I ended up just setting up bind with a wildcard entry, and setting its log level for queries to debug. It is working now, but I need to build a little web app to generate the unique links. Also only one DNS server is running at the moment.
I can't wait to send some around in facebook messages and IMs.
I ended up just setting up bind with a wildcard entry, and setting its log level for queries to debug. It is working now, but I need to build a little web app to generate the unique links. Also only one DNS server is running at the moment.
I can't wait to send some around in facebook messages and IMs.
...Though posting it publicly nearly guarantees I will see a hit, I can at least see if code running on HN resolves it immediately.
Edit: There is activity coming in on that name, but mostly it is from browsers pre-loading DNS to prepare for the next potential pageview. My browser did this (chrome on Mac). I suppose that is a form of information disclosure we often overlook. On a page you can inject a link into, you can get some very basic analytics.
In the 15 minutes following the posting of that link, there have been zero clicks, 36 IPv4 lookups, 6 IPv6 lookups.
I just registered hnypot [dot] info for a few bucks and will see if I can get wildcard DNS running with some tracking. Haha, I don't want to type the name as a link until I get the tracking going...

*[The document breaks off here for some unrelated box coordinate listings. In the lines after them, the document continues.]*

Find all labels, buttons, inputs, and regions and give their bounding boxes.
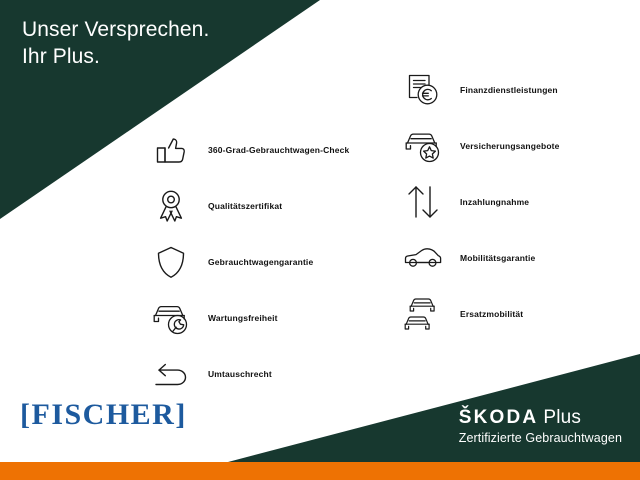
feature-label: Mobilitätsgarantie — [460, 253, 535, 264]
quality-rosette-icon — [148, 183, 194, 229]
feature-column-right: Finanzdienstleistungen Versicherungsange… — [400, 66, 640, 346]
feature-column-left: 360-Grad-Gebrauchtwagen-Check Qualitätsz… — [148, 126, 378, 406]
brand-mark: ŠKODA — [459, 407, 539, 428]
feature-item: 360-Grad-Gebrauchtwagen-Check — [148, 126, 378, 174]
headline-line-2: Ihr Plus. — [22, 43, 209, 70]
orange-footer-bar — [0, 462, 640, 480]
thumbs-up-icon — [148, 127, 194, 173]
feature-label: Ersatzmobilität — [460, 309, 523, 320]
document-euro-icon — [400, 67, 446, 113]
feature-item: Mobilitätsgarantie — [400, 234, 640, 282]
feature-label: Inzahlungnahme — [460, 197, 529, 208]
feature-label: Wartungsfreiheit — [208, 313, 278, 324]
car-star-icon — [400, 123, 446, 169]
headline: Unser Versprechen. Ihr Plus. — [22, 16, 209, 70]
dealer-logo[interactable]: [FISCHER] — [20, 398, 187, 432]
brand-logo-top: ŠKODAPlus — [459, 406, 622, 429]
feature-label: Umtauschrecht — [208, 369, 272, 380]
feature-item: Ersatzmobilität — [400, 290, 640, 338]
car-wrench-icon — [148, 295, 194, 341]
feature-label: Gebrauchtwagengarantie — [208, 257, 313, 268]
feature-item: Qualitätszertifikat — [148, 182, 378, 230]
promo-banner: Unser Versprechen. Ihr Plus. 360-Grad-Ge… — [0, 0, 640, 480]
brand-subline: Zertifizierte Gebrauchtwagen — [459, 430, 622, 446]
feature-item: Umtauschrecht — [148, 350, 378, 398]
feature-item: Finanzdienstleistungen — [400, 66, 640, 114]
two-cars-icon — [400, 291, 446, 337]
headline-line-1: Unser Versprechen. — [22, 18, 209, 41]
shield-icon — [148, 239, 194, 285]
feature-label: Finanzdienstleistungen — [460, 85, 558, 96]
feature-label: Versicherungsangebote — [460, 141, 560, 152]
brand-plus: Plus — [543, 407, 581, 428]
sports-car-icon — [400, 235, 446, 281]
up-down-arrows-icon — [400, 179, 446, 225]
brand-logo[interactable]: ŠKODAPlus Zertifizierte Gebrauchtwagen — [459, 406, 622, 446]
feature-label: 360-Grad-Gebrauchtwagen-Check — [208, 145, 349, 156]
return-arrow-icon — [148, 351, 194, 397]
feature-item: Inzahlungnahme — [400, 178, 640, 226]
feature-label: Qualitätszertifikat — [208, 201, 282, 212]
feature-item: Gebrauchtwagengarantie — [148, 238, 378, 286]
feature-item: Wartungsfreiheit — [148, 294, 378, 342]
feature-item: Versicherungsangebote — [400, 122, 640, 170]
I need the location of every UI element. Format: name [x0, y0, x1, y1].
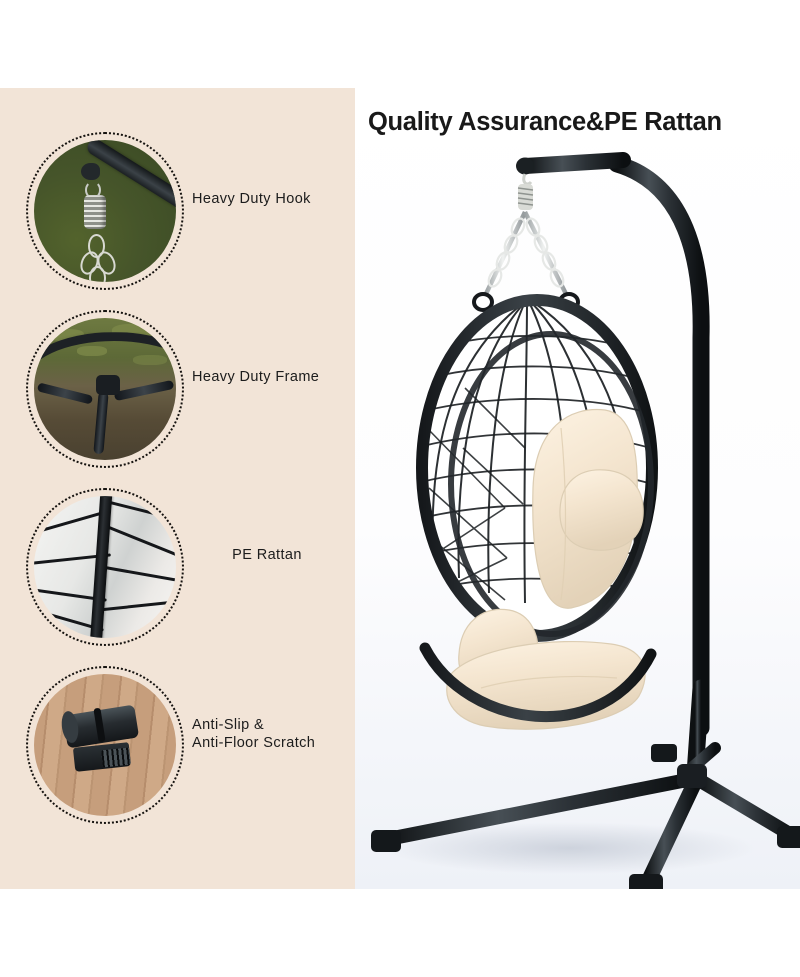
feature-label-anti-slip: Anti-Slip & Anti-Floor Scratch — [192, 716, 354, 752]
feature-label-heavy-duty-hook: Heavy Duty Hook — [192, 190, 354, 208]
feature-item-pe-rattan[interactable]: PE Rattan — [0, 484, 355, 662]
foot-cap-left — [371, 830, 401, 852]
stand-arm-end-cap — [516, 158, 534, 175]
chain-ring-left — [474, 294, 492, 310]
feature-item-heavy-duty-frame[interactable]: Heavy Duty Frame — [0, 306, 355, 484]
foot-cap-right — [777, 826, 800, 848]
feature-image-pe-rattan — [26, 488, 184, 646]
feature-item-anti-slip[interactable]: Anti-Slip & Anti-Floor Scratch — [0, 662, 355, 840]
foot-cap-rear — [651, 744, 677, 762]
page-title: Quality Assurance&PE Rattan — [368, 108, 800, 137]
stand-top-arm — [525, 160, 623, 166]
feature-image-hook — [26, 132, 184, 290]
feature-label-anti-slip-line2: Anti-Floor Scratch — [192, 734, 354, 752]
head-pillow — [560, 470, 643, 550]
ceiling-hook-icon — [524, 174, 531, 184]
infographic-page: Quality Assurance&PE Rattan Heavy Duty H… — [0, 0, 800, 977]
metal-chain — [485, 212, 567, 296]
product-photo-pane — [355, 88, 800, 889]
feature-item-heavy-duty-hook[interactable]: Heavy Duty Hook — [0, 128, 355, 306]
feature-label-anti-slip-line1: Anti-Slip & — [192, 716, 354, 734]
feature-label-heavy-duty-frame: Heavy Duty Frame — [192, 368, 354, 386]
feature-image-frame — [26, 310, 184, 468]
hanging-egg-chair-illustration — [355, 88, 800, 889]
feature-panel: Heavy Duty Hook Heavy Duty Frame — [0, 88, 355, 889]
feature-label-pe-rattan: PE Rattan — [186, 546, 348, 564]
feature-image-anti-slip-foot — [26, 666, 184, 824]
base-hub — [677, 764, 707, 788]
foot-cap-front — [629, 874, 663, 889]
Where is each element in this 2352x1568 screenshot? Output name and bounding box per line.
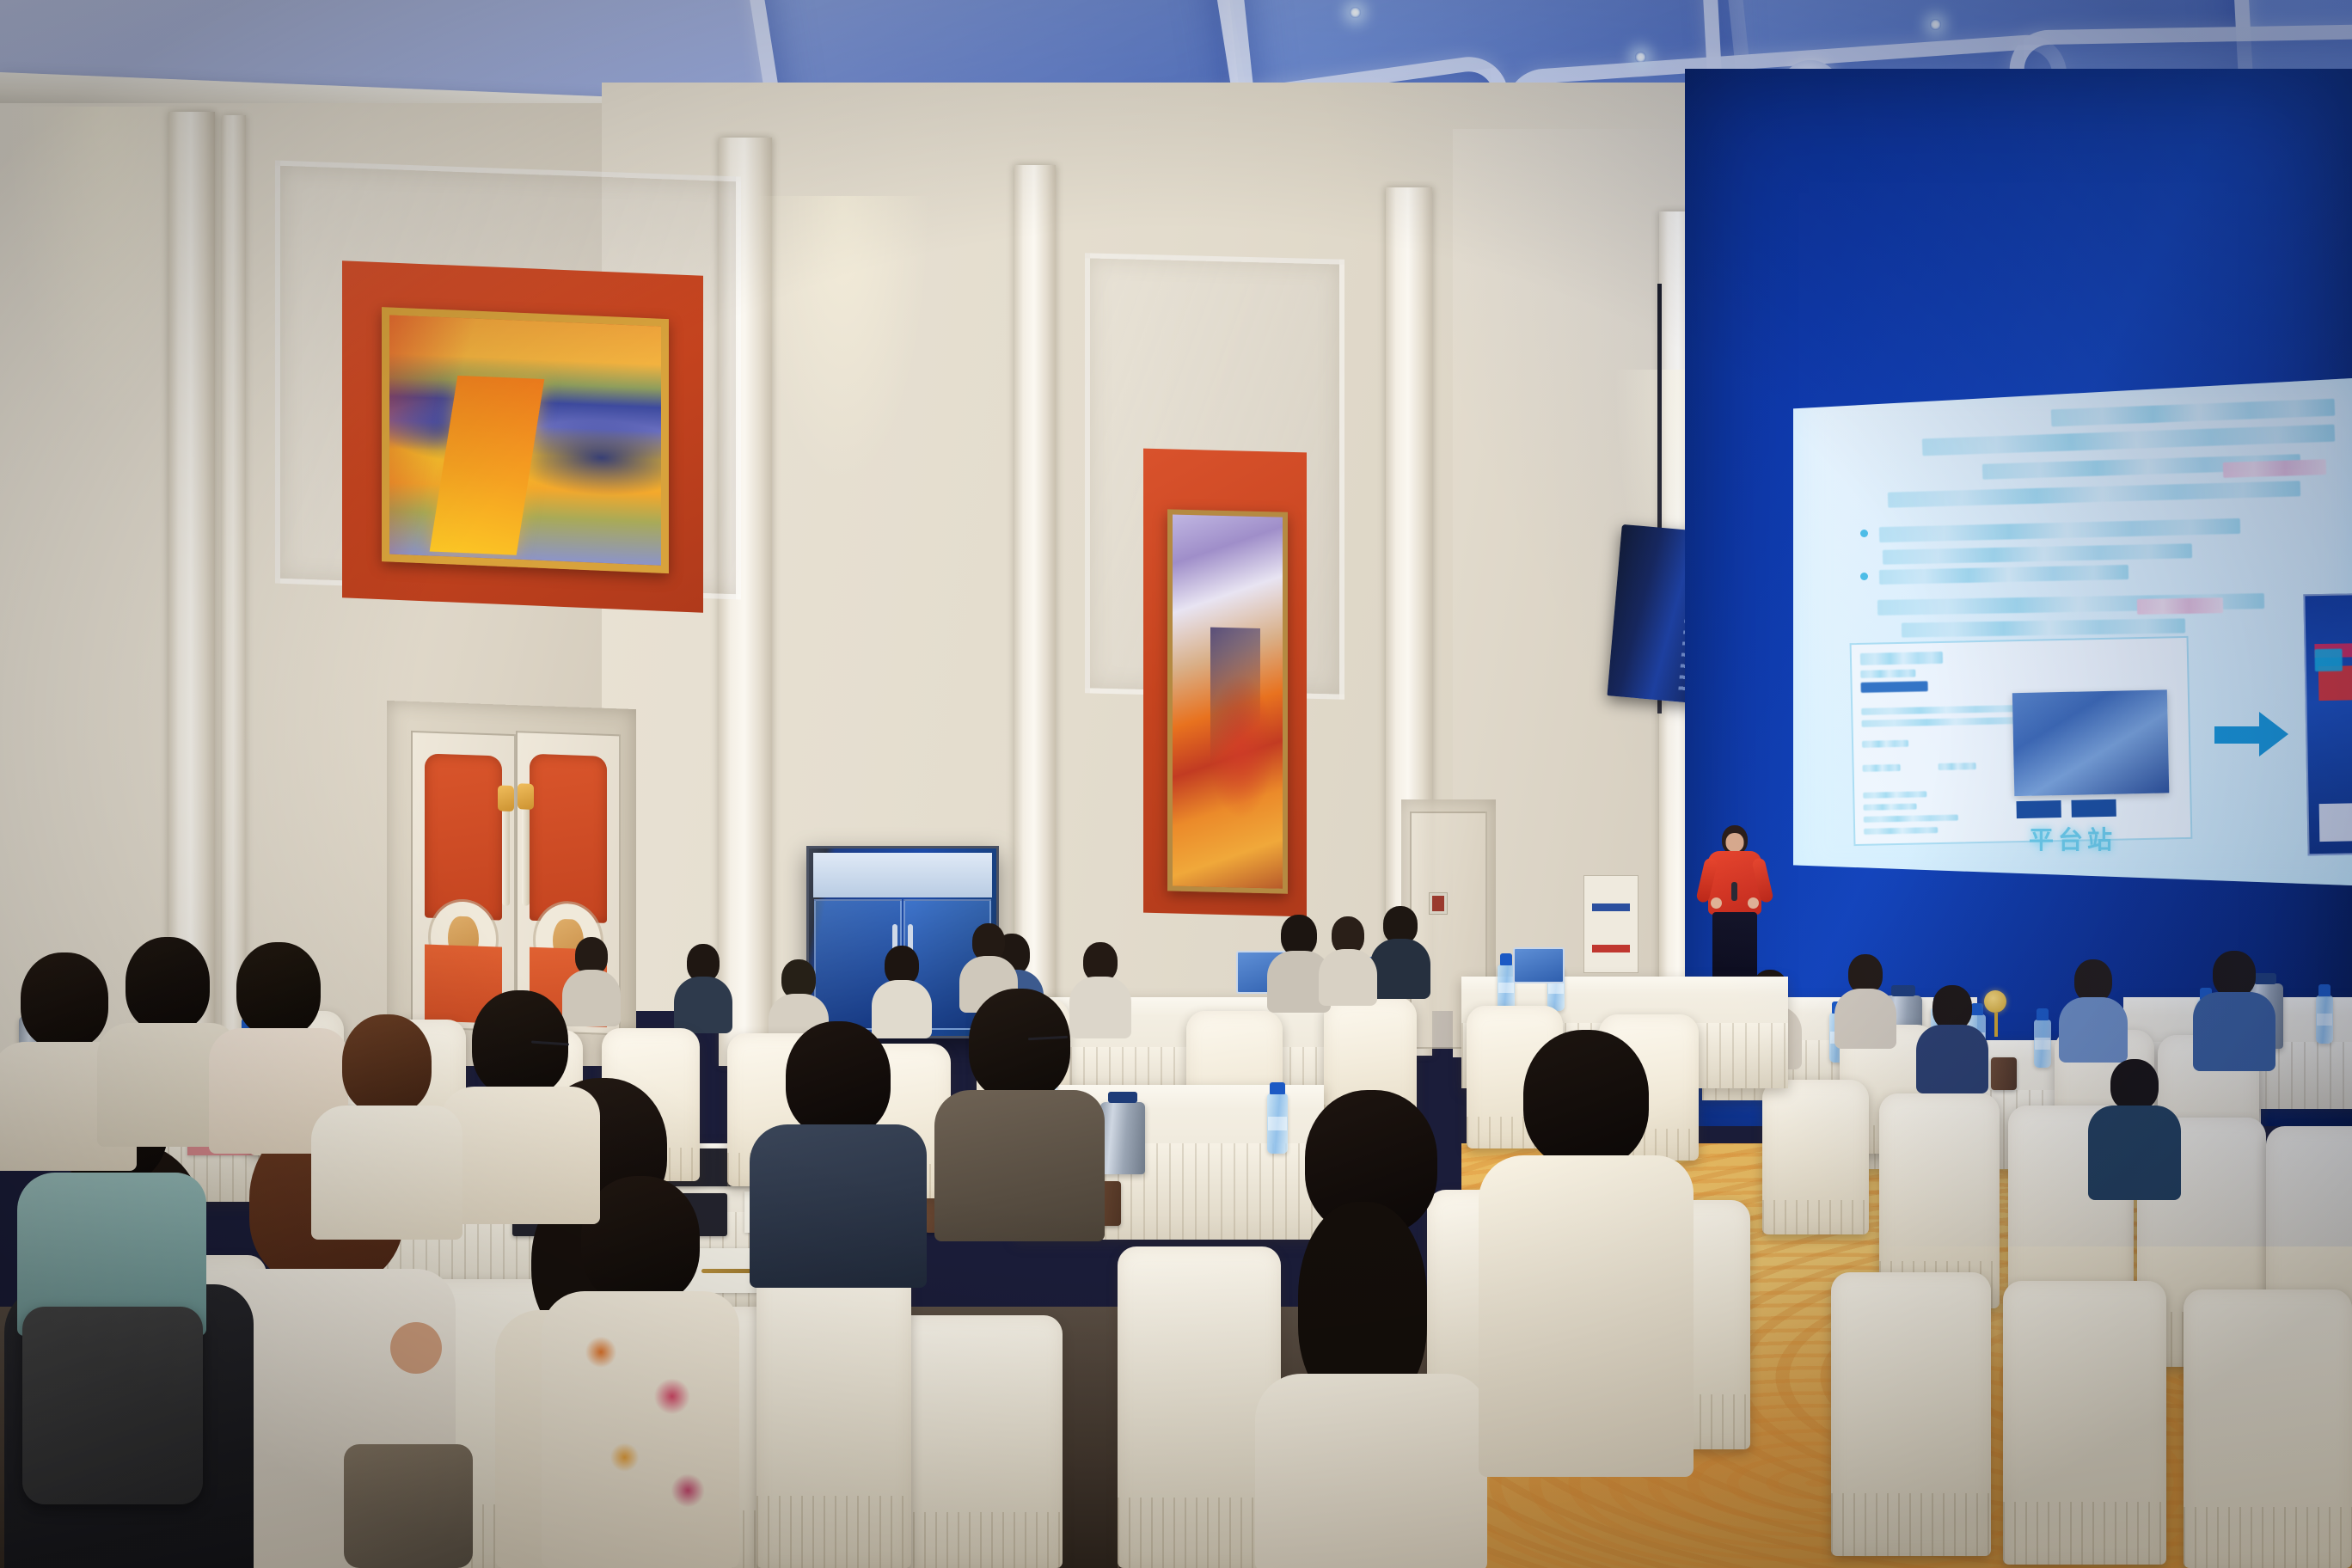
person-head: [236, 942, 321, 1037]
slide-caption: 平台站: [1793, 820, 2352, 856]
audience-member: [942, 989, 1097, 1231]
audience-member: [2201, 951, 2268, 1071]
backpack: [22, 1307, 203, 1504]
slide-blurred-text: [1883, 543, 2192, 565]
audience-member: [2098, 1059, 2171, 1197]
audience-member: [1922, 985, 1982, 1088]
wall-notice-board: [1583, 875, 1638, 973]
audience-member: [2063, 959, 2123, 1063]
person-torso: [1319, 949, 1377, 1006]
handheld-microphone: [1731, 882, 1737, 901]
audience-member: [318, 1014, 456, 1226]
card-blurred-stat: [1863, 764, 1901, 772]
audience-member: [1272, 915, 1326, 1011]
slide-blurred-text: [1902, 618, 2185, 637]
artwork-mat-vertical: [1143, 449, 1307, 917]
banquet-chair: [891, 1315, 1063, 1568]
ceiling-downlight: [1635, 52, 1646, 63]
arrow-head: [2259, 712, 2288, 756]
person-hand: [390, 1322, 442, 1374]
person-head: [342, 1014, 432, 1114]
audience-member: [1324, 916, 1372, 1002]
person-torso: [542, 1291, 739, 1568]
card-meeting-photo: [2012, 689, 2169, 796]
slide-blurred-text: [2223, 459, 2327, 478]
water-bottle: [2034, 1020, 2051, 1068]
presenter-hand-right: [1748, 897, 1759, 909]
audience-member: [1264, 1090, 1479, 1568]
person-torso: [2088, 1106, 2181, 1200]
conference-hall-photo: 平台站: [0, 0, 2352, 1568]
door-panel: [425, 753, 502, 921]
handbag: [344, 1444, 473, 1568]
slide-blurred-text: [2137, 597, 2223, 615]
ceiling-downlight: [1930, 19, 1941, 30]
wall-pilaster-reveal: [222, 115, 246, 1078]
person-torso: [1916, 1025, 1988, 1093]
door-handle-right[interactable]: [522, 804, 530, 905]
person-head: [2213, 951, 2256, 997]
person-head: [786, 1021, 891, 1136]
person-head: [126, 937, 210, 1032]
banquet-chair: [2003, 1281, 2166, 1565]
audience-member: [679, 944, 727, 1030]
painting-vertical-abstract: [1173, 515, 1283, 889]
wall-pilaster: [1014, 165, 1056, 1050]
card-button-primary[interactable]: [2016, 800, 2061, 818]
banquet-chair: [1762, 1080, 1869, 1234]
slide-blurred-text: [1879, 518, 2240, 542]
person-head: [1281, 915, 1317, 956]
cooler-header-panel: [813, 853, 992, 897]
card-tag: [1861, 681, 1928, 693]
audience-member: [447, 990, 593, 1214]
person-torso: [750, 1124, 927, 1288]
presentation-screen: 平台站: [1793, 378, 2352, 885]
door-panel: [530, 754, 607, 923]
audience-member: [1487, 1030, 1685, 1477]
banquet-chair: [2184, 1289, 2352, 1568]
person-torso: [1255, 1374, 1487, 1568]
person-torso: [311, 1106, 462, 1240]
slide-bullet-dot: [1860, 573, 1868, 580]
person-head: [1932, 985, 1972, 1030]
artwork-frame-horizontal: [382, 307, 669, 573]
person-head: [1523, 1030, 1649, 1167]
audience-member: [1840, 954, 1891, 1049]
person-torso: [674, 977, 732, 1033]
slide-blurred-text: [1888, 481, 2300, 507]
fire-safety-sign: [1429, 892, 1448, 915]
presenter-hand-left: [1711, 897, 1722, 909]
person-head: [2110, 1059, 2159, 1111]
card-blurred-meta: [1860, 670, 1915, 678]
presenter-face: [1726, 833, 1744, 852]
painting-horizontal-abstract: [389, 315, 661, 566]
door-handle-left[interactable]: [502, 806, 510, 907]
person-torso: [1479, 1155, 1694, 1477]
person-torso: [2193, 992, 2275, 1071]
audience-member: [550, 1176, 731, 1568]
card-blurred-text: [1861, 705, 2024, 715]
process-arrow: [2214, 712, 2290, 756]
slide-bullet-dot: [1860, 530, 1868, 537]
app-logo-block: [2314, 649, 2342, 672]
person-torso: [1370, 939, 1430, 999]
card-blurred-list: [1864, 804, 1917, 811]
person-head: [21, 952, 108, 1049]
card-blurred-text: [1862, 740, 1908, 748]
card-blurred-stat: [1939, 763, 1976, 770]
card-blurred-title: [1860, 652, 1943, 665]
person-torso: [2059, 997, 2128, 1063]
mobile-app-mockup: [2303, 592, 2352, 856]
tea-cup: [1991, 1057, 2017, 1090]
artwork-frame-vertical: [1167, 509, 1288, 893]
artwork-mat-horizontal: [342, 260, 703, 613]
audience-member: [1375, 906, 1425, 995]
card-button-secondary[interactable]: [2071, 799, 2116, 818]
person-head: [2074, 959, 2112, 1002]
slide-blurred-text: [1922, 425, 2335, 456]
notice-strip-blue: [1592, 903, 1631, 911]
ceiling-downlight: [1350, 7, 1361, 18]
ballroom-door-left[interactable]: [411, 731, 516, 1032]
slide-blurred-text: [2051, 399, 2336, 427]
person-torso: [1834, 989, 1896, 1049]
audience-member: [756, 1021, 920, 1279]
card-blurred-list: [1863, 791, 1926, 799]
laptop[interactable]: [1513, 947, 1565, 983]
person-torso: [440, 1087, 600, 1224]
notice-strip-red: [1592, 945, 1631, 952]
person-head: [969, 989, 1070, 1100]
banquet-chair: [1831, 1272, 1991, 1556]
person-torso: [934, 1090, 1105, 1241]
arrow-shaft: [2214, 726, 2261, 744]
slide-card-left: [1850, 636, 2193, 846]
thermos-flask: [1100, 1102, 1145, 1174]
water-bottle: [1498, 965, 1515, 1011]
slide-blurred-text: [1879, 565, 2128, 585]
table-number-stand: [1984, 990, 2006, 1013]
water-bottle: [2316, 995, 2333, 1044]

If anybody wants to collaborate or you just want an NS delegation off that name to try to roll your own, just let me know!
It is a short name, so it's likely that it'll be found. But the real honeypot would be the large hashed subdomains that you would use as bait.
I don't think the main site or its www subdomain would need to be secret. Of course, if it uncovers some huge invasion of privacy, we might have to set up an army of different domains running similar software on separate IPs to keep it effective.
When you type into the chrome omnibox, it sends your keystrokes to Google to give you search suggestions. Just using those would be sufficient, and I don't think they really hide that it's sending your input along. If someone does a Google search for a URL, we expect it to get added to the index; why is it different when the search occurs in the omnibox rather than their web interface?
URLs don't go through google when you type them in Chrome's URL box, they go directly to the address. Chrome only sends things to Google that it can't interpret as a URL.
Actually it looks like URLs do go to google's suggestion service as you type into Chrome's URL box.
I tried typing "http://then and it suggested a UPS package URL and "thenicestplaceontheinter.net". I've not been to either of those pages before (I use Chrome for testing, so I'm not signed into it, etc).
Good point, come to think of it, the last time I had to deal with this, it could have been caused by a number of entries into google, such as embedding google analytics .js even on the staging site, or running a test on the google page speed tools, etc. But they certainly have a HUGE amount of opportunity to snap up new URLs across all their services.